その日の夜、前に討伐したレッドスキンとブラックスネークの報酬を貰うためにギルドへと赴くと、そこには案の定と言うかなんと言うか、リルとカーラの姿があった。
「あ、やっときたね~。」
「こんばんはリルさん、カーラさん。」
「元気そうで何よりだよカオル。」
俺が席につくと、酒とともにリルは大きな皮袋を三つ取り出した。
「いよいしょ!!」
「うはぁ~、随分たんまり稼いだみたいだねぇ~。」
「あはは、ちょっと頑張りましたから。
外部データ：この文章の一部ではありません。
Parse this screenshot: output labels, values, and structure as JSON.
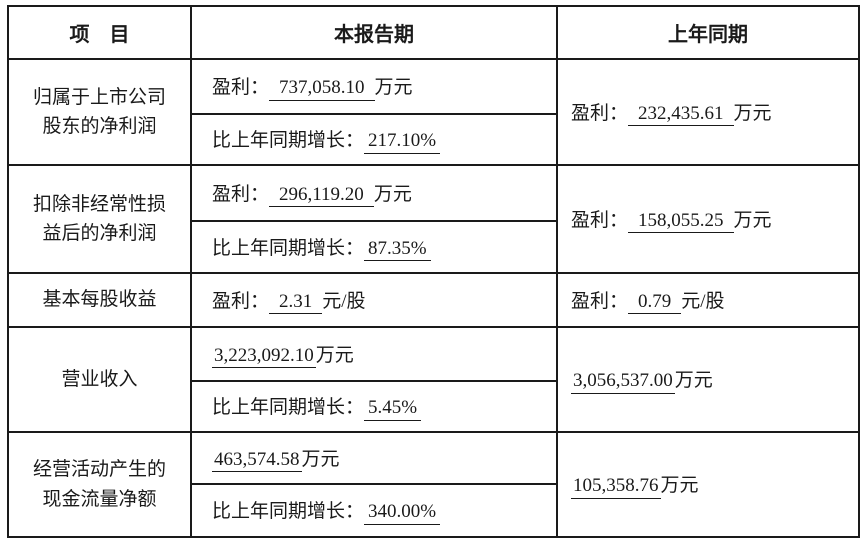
{
  "colors": {
    "text": "#1a1a1a",
    "border": "#1a1a1a",
    "background": "#ffffff"
  },
  "table": {
    "headers": {
      "item": "项　目",
      "current_period": "本报告期",
      "prior_period": "上年同期"
    },
    "labels": {
      "profit": "盈利：",
      "growth": "比上年同期增长："
    },
    "rows": {
      "net_profit": {
        "label_line1": "归属于上市公司",
        "label_line2": "股东的净利润",
        "current_value": "737,058.10",
        "current_unit": "万元",
        "growth_value": "217.10%",
        "prior_value": "232,435.61",
        "prior_unit": "万元"
      },
      "net_profit_deducted": {
        "label_line1": "扣除非经常性损",
        "label_line2": "益后的净利润",
        "current_value": "296,119.20",
        "current_unit": "万元",
        "growth_value": "87.35%",
        "prior_value": "158,055.25",
        "prior_unit": "万元"
      },
      "eps": {
        "label": "基本每股收益",
        "current_value": "2.31",
        "current_unit": "元/股",
        "prior_value": "0.79",
        "prior_unit": "元/股"
      },
      "revenue": {
        "label": "营业收入",
        "current_value": "3,223,092.10",
        "current_unit": "万元",
        "growth_value": "5.45%",
        "prior_value": "3,056,537.00",
        "prior_unit": "万元"
      },
      "operating_cash_flow": {
        "label_line1": "经营活动产生的",
        "label_line2": "现金流量净额",
        "current_value": "463,574.58",
        "current_unit": "万元",
        "growth_value": "340.00%",
        "prior_value": "105,358.76",
        "prior_unit": "万元"
      }
    }
  }
}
」
「一応何回も数えたから間違いない……とは思うけど、こっちの袋二つに白金貨が5枚ずつ。と、この袋にはおまけの金貨が80枚。金貨の方は数えるの面倒だと思うからとりあえず白金貨だけでも自分で確認してくれるかな?」
「わかりました。」
ひとまず袋を開けて白金貨の枚数を数えると、ぴったり10枚だった。
「大丈夫そうですね。」
「うんうん、ならよかったよ。」
「金貨の方は後でゆっくり数えときます。」
「そうしてくれると助かるよ。足りなかったら気軽に言ってね。」
「ありがとうございます。」
そして報酬の受け取りを終えると、カーラがあるものを取り出した。
「ま、そろそろ本題に入った方がいいんじゃないかい?こいつのさ。」
そう言ってカーラが取り出したのは今朝配られた号外を取り出した。